Interface DeduplicateToCDXAdapterInterface

  • All Known Implementing Classes:
    DeduplicateToCDXAdapter

    public interface DeduplicateToCDXAdapterInterface
    Interface describing a class which can be used to convert duplicate records in a crawl log to wayback-compatible cdx records.
    • Method Summary

      All Methods Instance Methods Abstract Methods 
      Modifier and Type Method Description
      String adaptLine​(String line)
      Takes a deduplicate line from a crawl log and converts it to a line in a cdx file suitable for searching in wayback.
      void adaptStream​(InputStream is, OutputStream os)
      Scans an input stream from a crawl log and converts all lines containing deduplicate information to cdx records which it outputs to an output stream.
    • Method Detail

      • adaptLine

        String adaptLine​(String line)
        Takes a deduplicate line from a crawl log and converts it to a line in a cdx file suitable for searching in wayback. The target url in the line is canonicalized by this method. The type of canonicalization is determined by the default canonicalizer from the wayback settings.xml file.

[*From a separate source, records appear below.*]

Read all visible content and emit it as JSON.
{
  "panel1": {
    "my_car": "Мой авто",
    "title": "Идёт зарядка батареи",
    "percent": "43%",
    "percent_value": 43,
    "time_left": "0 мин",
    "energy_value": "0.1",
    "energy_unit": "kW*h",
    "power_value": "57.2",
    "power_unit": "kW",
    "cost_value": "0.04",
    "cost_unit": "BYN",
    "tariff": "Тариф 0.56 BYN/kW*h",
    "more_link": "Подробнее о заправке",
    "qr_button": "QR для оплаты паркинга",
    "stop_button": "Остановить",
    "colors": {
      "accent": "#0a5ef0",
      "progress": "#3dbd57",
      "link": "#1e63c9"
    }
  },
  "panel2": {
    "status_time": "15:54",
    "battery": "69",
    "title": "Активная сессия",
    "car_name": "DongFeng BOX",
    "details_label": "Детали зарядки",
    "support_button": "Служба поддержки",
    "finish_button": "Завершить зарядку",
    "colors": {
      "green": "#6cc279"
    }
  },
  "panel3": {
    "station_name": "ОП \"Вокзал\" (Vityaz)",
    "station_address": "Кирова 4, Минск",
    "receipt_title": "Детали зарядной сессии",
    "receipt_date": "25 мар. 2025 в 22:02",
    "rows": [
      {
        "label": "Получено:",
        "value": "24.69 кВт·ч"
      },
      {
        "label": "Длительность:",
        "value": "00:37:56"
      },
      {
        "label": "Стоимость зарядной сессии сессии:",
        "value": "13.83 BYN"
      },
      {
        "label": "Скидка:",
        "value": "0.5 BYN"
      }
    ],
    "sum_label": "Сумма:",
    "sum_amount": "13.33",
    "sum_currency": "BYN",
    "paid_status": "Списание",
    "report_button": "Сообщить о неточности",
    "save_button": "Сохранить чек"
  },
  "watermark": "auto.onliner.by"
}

If the input String is not a crawl-log duplicate line, null is returned.
        Parameters:
        line - a line from a crawl log
        Returns:
        a line for a cdx file or null if the input is not a duplicate line
      • adaptStream

        void adaptStream​(InputStream is,
                         OutputStream os)
        Scans an input stream from a crawl log and converts all lines containing deduplicate information to cdx records which it outputs to an output stream.
        Parameters:
        is - the input stream
        os - the output stream